For the elderly Baltis, development apart, the larger issue is of interactions with relatives across the border. “If trade and interactions can take place at Wagah border in Punjab or between Srinagar and Muzaffarabad, why is it being denied to us,” asks an elderly person at Turtuk.

A thriving culture

While families distressed by the separation carry emotional scars, the last five decades have seen the Balti population (now about 3,000) holding on to its culture and tradition. A population that practised Tibetan Buddhism till the 14th century converted to Sufi Islam due to the influence of Hazrat Shah Hamadan from Iran during his second visit to Baltistan in 1383 CE. Navros, the Zoroastrian new year, and the Apricot Blossom festival are celebrated with much pomp along with hard polo games on Zanskari horses in an ancient polo ground at Turtuk. Continuing a centuries-old tradition, the Baltis store butter for decades in ‘natural cold storage’ (a stone structure below the ground). Despite the introduction of Hindi and English in schools, Balti continues to be the language of the people.

But several educated Baltis have moved out looking for greener pastures. The Army Goodwill School at Thyakshi remains popular. Hydro-generated power has arrived, and DG sets are used for power supply in winter.

 

After nearly four decades of restricting entry to outsiders, the government now allows tourists into the villages. Turtuk and Thyakshi were opened in 2010, but till August 2021, tourists could see the Pakistan posts through binoculars only from outside Thang. Since mid-August this year, tourists are allowed inside Thang after intense identity checks. They now have a closer look at ‘Zero Point’, the LoC.

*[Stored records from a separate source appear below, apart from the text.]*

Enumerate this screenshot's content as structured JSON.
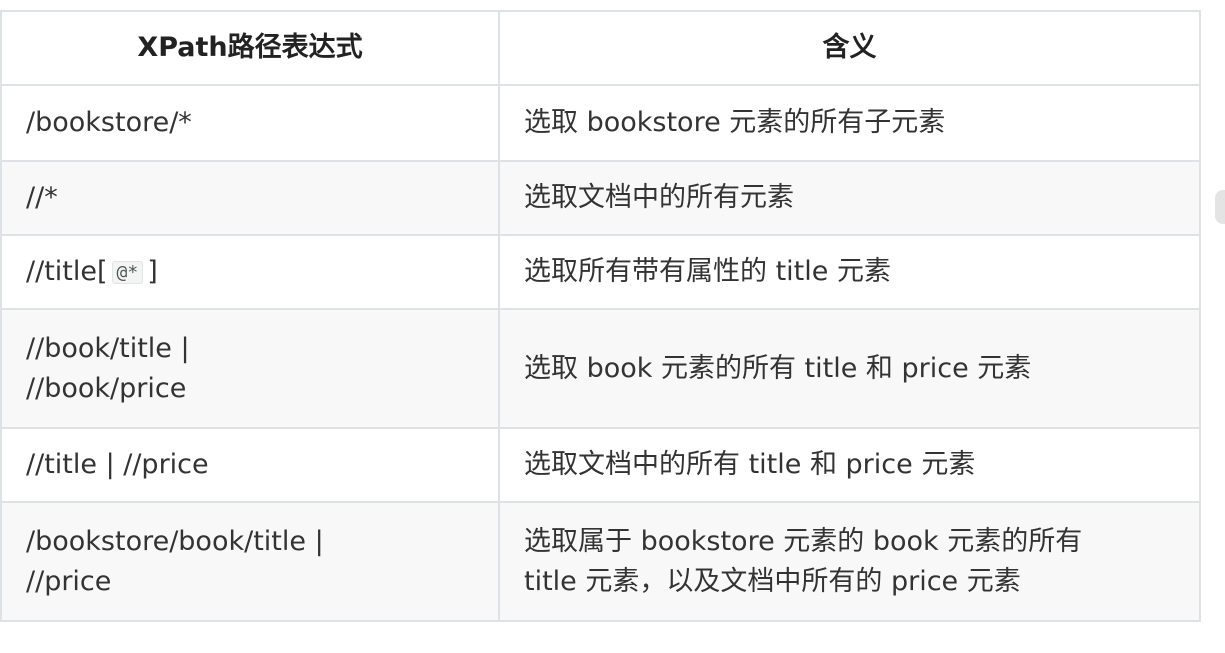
{
  "table": {
    "headers": [
      "XPath路径表达式",
      "含义"
    ],
    "rows": [
      {
        "path": "/bookstore/*",
        "meaning": "选取 bookstore 元素的所有子元素"
      },
      {
        "path": "//*",
        "meaning": "选取文档中的所有元素"
      },
      {
        "path_prefix": "//title[",
        "path_code": "@*",
        "path_suffix": "]",
        "meaning": "选取所有带有属性的 title 元素"
      },
      {
        "path_line1": "//book/title |",
        "path_line2": "//book/price",
        "meaning": "选取 book 元素的所有 title 和 price 元素"
      },
      {
        "path": "//title | //price",
        "meaning": "选取文档中的所有 title 和 price 元素"
      },
      {
        "path_line1": "/bookstore/book/title |",
        "path_line2": "//price",
        "meaning_line1": "选取属于 bookstore 元素的 book 元素的所有",
        "meaning_line2": "title 元素，以及文档中所有的 price 元素"
      }
    ]
  }
}
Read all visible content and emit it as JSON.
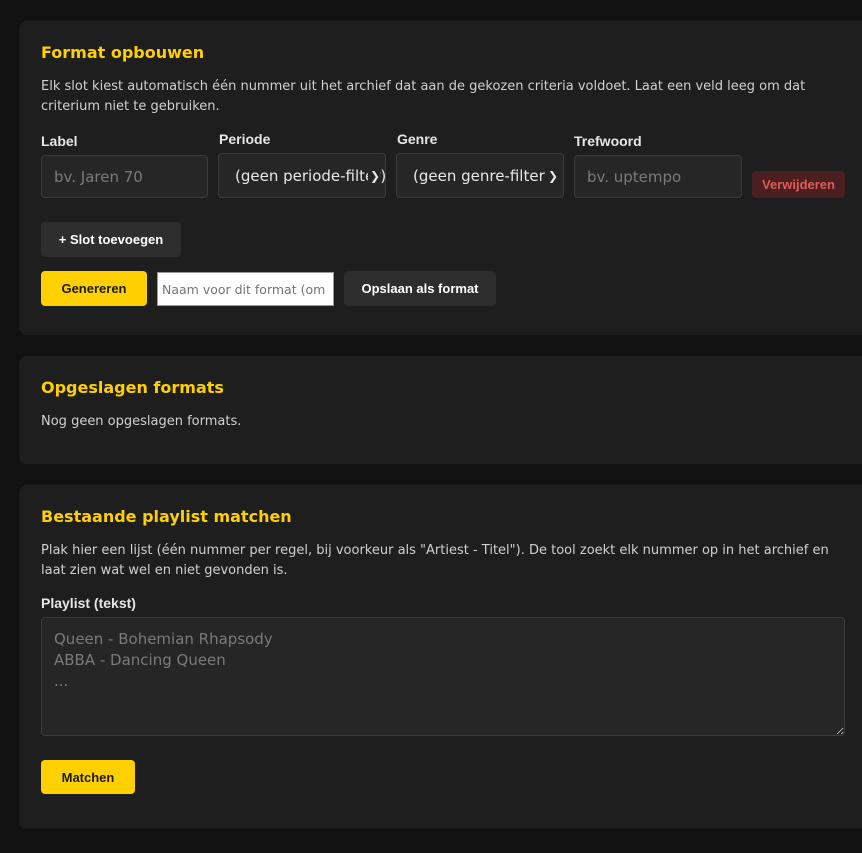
{
  "builder": {
    "title": "Format opbouwen",
    "description": "Elk slot kiest automatisch één nummer uit het archief dat aan de gekozen criteria voldoet. Laat een veld leeg om dat criterium niet te gebruiken.",
    "slot": {
      "label_label": "Label",
      "label_placeholder": "bv. Jaren 70",
      "period_label": "Periode",
      "period_value": "(geen periode-filter)",
      "genre_label": "Genre",
      "genre_value": "(geen genre-filter)",
      "keyword_label": "Trefwoord",
      "keyword_placeholder": "bv. uptempo",
      "remove_label": "Verwijderen"
    },
    "add_slot_label": "+ Slot toevoegen",
    "generate_label": "Genereren",
    "format_name_placeholder": "Naam voor dit format (om op te slaan)",
    "save_label": "Opslaan als format"
  },
  "saved": {
    "title": "Opgeslagen formats",
    "empty_text": "Nog geen opgeslagen formats."
  },
  "matcher": {
    "title": "Bestaande playlist matchen",
    "description": "Plak hier een lijst (één nummer per regel, bij voorkeur als \"Artiest - Titel\"). De tool zoekt elk nummer op in het archief en laat zien wat wel en niet gevonden is.",
    "playlist_label": "Playlist (tekst)",
    "playlist_placeholder": "Queen - Bohemian Rhapsody\nABBA - Dancing Queen\n...",
    "match_label": "Matchen"
  },
  "colors": {
    "accent": "#ffd000",
    "danger": "#e05a5a"
  }
}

From having just two guesthouses before 2010 to nearly 40 homestays, hotels and campsites now, Turtuk has been welcoming visitors curious to see the ramparts of bunkers built by the Pakistan Army or the school built by Pakistan which is now being run by the Indian administration. More than 50 families have their men in the Indian Army and most are connected to the army in one way or the other. Connectivity has improved. Earlier there was just one State transport bus a week; now there are four shared taxis daily to Leh.

But for this small ethnic population, the pain of separation from their families has lingered for five decades. The wait for the warm hugs and banter with their family members remains a mirage, overshadowed by war and diplomatic obstacles.